Vendor pulls e-voting systems from certification in US state

23.12.2005
Electronic-voting systems vendor Diebold Election Systems has withdrawn its attempt to certify its products for use in North Carolina elections just two weeks after a legal challenge alleged that the systems had not undergone detailed, state-required software reviews.

Gary O. Bartlett, the executive director of the North Carolina State Board of Elections, Friday confirmed that Allen, Texas-based Diebold notified his agency this week that it was pulling out of the running to sell its e-voting systems to the state. Reached at his home in Goldsboro, N.C., Bartlett said he was on vacation for the holidays and declined further comment. A Diebold spokesman said his company withdrew because a new state law was too difficult to adhere to.

Another vendor, Sequoia Voting Systems Inc. in Oakland, Calif., was dropped from the state certification process after it was unable to obtain a required federal system certification, said spokeswoman Michelle Shafer.
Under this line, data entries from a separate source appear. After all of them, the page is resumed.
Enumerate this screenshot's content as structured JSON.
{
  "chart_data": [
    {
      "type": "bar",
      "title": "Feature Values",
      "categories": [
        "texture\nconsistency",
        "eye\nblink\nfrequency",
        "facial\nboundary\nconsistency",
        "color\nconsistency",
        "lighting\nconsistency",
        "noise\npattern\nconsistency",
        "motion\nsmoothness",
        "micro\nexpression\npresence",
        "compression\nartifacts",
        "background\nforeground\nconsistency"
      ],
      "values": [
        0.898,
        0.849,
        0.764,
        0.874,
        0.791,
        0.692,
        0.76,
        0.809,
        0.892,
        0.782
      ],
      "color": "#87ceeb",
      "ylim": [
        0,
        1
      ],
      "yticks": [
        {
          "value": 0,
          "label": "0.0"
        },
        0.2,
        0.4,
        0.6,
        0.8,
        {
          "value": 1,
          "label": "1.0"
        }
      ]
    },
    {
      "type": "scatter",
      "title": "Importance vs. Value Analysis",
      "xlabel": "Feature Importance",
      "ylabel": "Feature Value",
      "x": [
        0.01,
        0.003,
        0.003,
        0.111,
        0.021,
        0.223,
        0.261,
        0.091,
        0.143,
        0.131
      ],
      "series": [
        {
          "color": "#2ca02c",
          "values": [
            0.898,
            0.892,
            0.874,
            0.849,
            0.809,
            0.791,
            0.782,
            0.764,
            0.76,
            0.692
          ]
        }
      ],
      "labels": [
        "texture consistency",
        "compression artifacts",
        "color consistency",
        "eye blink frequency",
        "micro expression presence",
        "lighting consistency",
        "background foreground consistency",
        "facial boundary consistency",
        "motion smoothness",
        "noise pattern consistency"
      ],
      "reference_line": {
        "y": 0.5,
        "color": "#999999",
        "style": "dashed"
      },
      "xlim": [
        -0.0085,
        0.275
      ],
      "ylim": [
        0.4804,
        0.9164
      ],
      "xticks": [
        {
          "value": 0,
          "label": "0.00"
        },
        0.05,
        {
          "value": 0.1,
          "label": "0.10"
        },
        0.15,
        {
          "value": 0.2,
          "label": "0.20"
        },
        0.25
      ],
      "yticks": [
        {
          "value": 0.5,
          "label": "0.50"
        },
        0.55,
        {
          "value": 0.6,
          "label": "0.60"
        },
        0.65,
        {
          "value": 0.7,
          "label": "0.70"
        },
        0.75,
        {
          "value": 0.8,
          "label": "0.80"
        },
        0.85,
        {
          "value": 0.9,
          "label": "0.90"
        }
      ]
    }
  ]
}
The company wanted to remain in the running while it attempted to get federal certification, but the state election board declined the offer, she said.

Only one company, Election Systems & Software Inc. in Omaha, remains as an e-voting systems vendor in North Carolina as part of a certification process that began earlier this year.

The withdrawals of Diebold and Sequoia come a few weeks after the San Francisco-based Electronic Frontier Foundation (EFF), a national digital rights advocacy group, filed a lawsuit against the North Carolina board of elections, alleging that the agency had certified e-voting systems from the three vendors on Dec. 1 before performing "nondiscretionary source code integrity reviews prior to granting certification."

The EFF complaint was also filed on behalf of Winston-Salem, N.C., resident Joyce McCloy, who has been an e-voting activist in the state for the past several years and is the founder of the North Carolina Coalition for Verified Voting.